“Il gioco con i teschi? Facevano tutti così”

Soldati che tengono i teschi sulla spalla e li baciano, che ricompongono interi scheletri umani e vi puntano contro il mitra. Le foto dello scandalo afgano sono sempre più atroci e numerose. La Bundeswehr, l´esercito tedesco, affronta una crisi gravissima. La posizione del ministro della Difesa, Franz Josef Jung, diventa problematica. E secondo le dichiarazioni di militari tedeschi di stanza in Afghanistan, giocare con i resti umani per foto-ricordo è prassi abituale.
Macabre «sedute fotografiche» del genere sarebbero state organizzate anche insieme a soldati di altri paesi del contingente Nato. Di quali forze armate? Il ministero della Difesa si chiude dietro un muro di silenzio. «Non tocca a noi ma semmai ai rispettivi governi dare informazioni sui contingenti di altri paesi», ci dice un portavoce. «La nostra inchiesta è in corso, ragion di più per mantenere il massimo riserbo».
Due militari riconosciuti nelle foto sono stati già espulsi dalla Bundeswehr, ma l´inchiesta si allarga. I media tedeschi sostengono che le collezioni di foto dell´orrore sono tante, e le immagini centinaia. Abitudine per combattere noia, stress, tensione al fronte, ha spiegato alla Bild uno dei soldati responsabili della profanazione di cadaveri. Il problema politico è gravissimo: in tutto il dopoguerra democratico la Germania ha esitato a condurre missioni militari di pace all´estero, a causa della memoria dei crimini della Wehrmacht nazista. Ora Berlino cerca un nuovo ruolo internazionale e un posto tra i Grandi all´Onu, il suo esercito è impegnata su più fronti – Balcani, Afghanistan, Corno d´Africa – e il colpo all´immagine delle sue forze armate arriva nel momento peggiore.

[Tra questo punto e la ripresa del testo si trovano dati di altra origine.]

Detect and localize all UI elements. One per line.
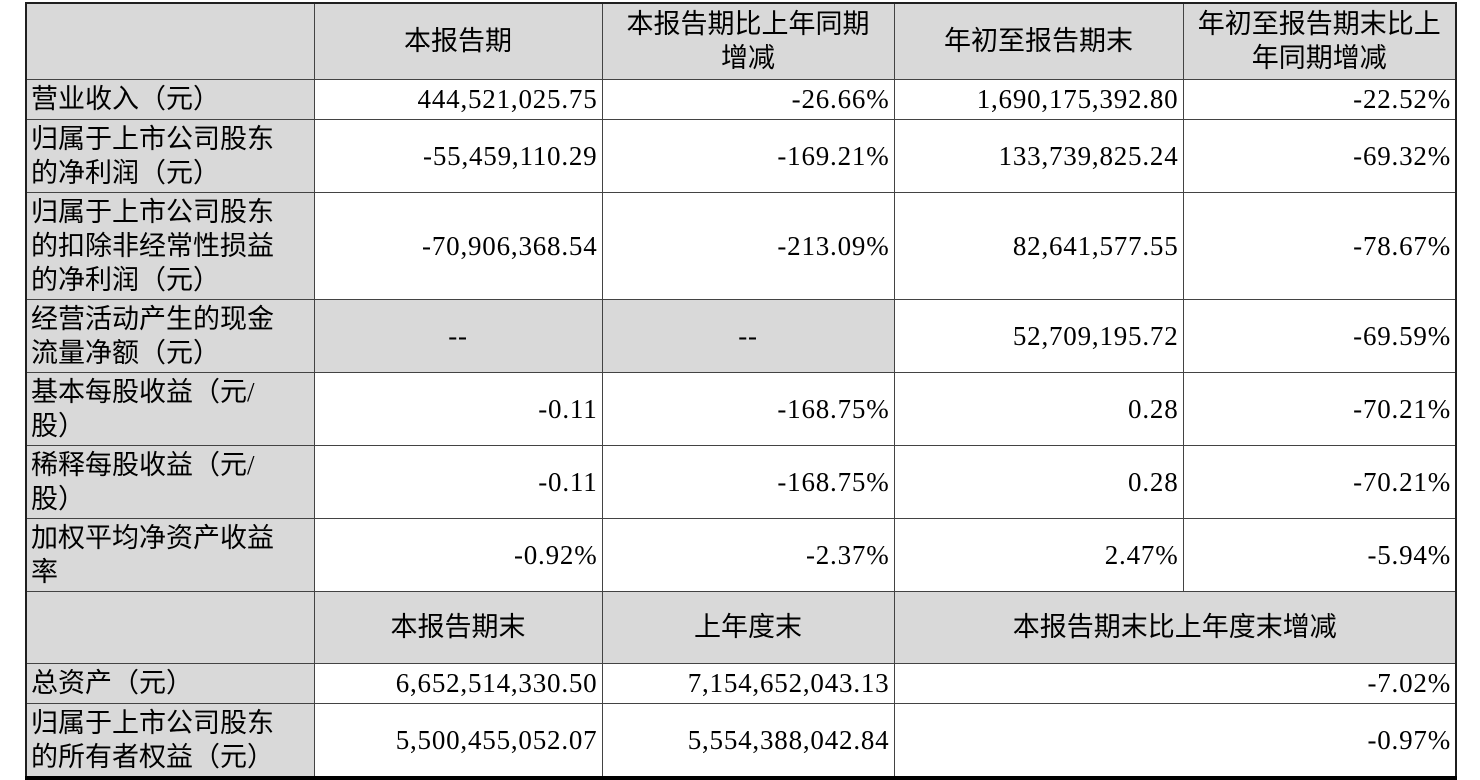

«Quei crani», racconta il soldato alla Bild, «li abbiamo trovati in una cava, non in tombe profanate. Ma non avremmo dovuto farlo». In quel mattino del marzo 2003 quando furono scattate le foto, continua il militare, «l´idea di fermarsi e raccogliere i teschi fu del capopattuglia». Quindi almeno un sottufficiale, non un soldato semplice. «Non ci sentivamo costretti, ma sotto pressione, spinti a emulare: in situazioni simili chi non ci sta è guardato male, come un rammollito».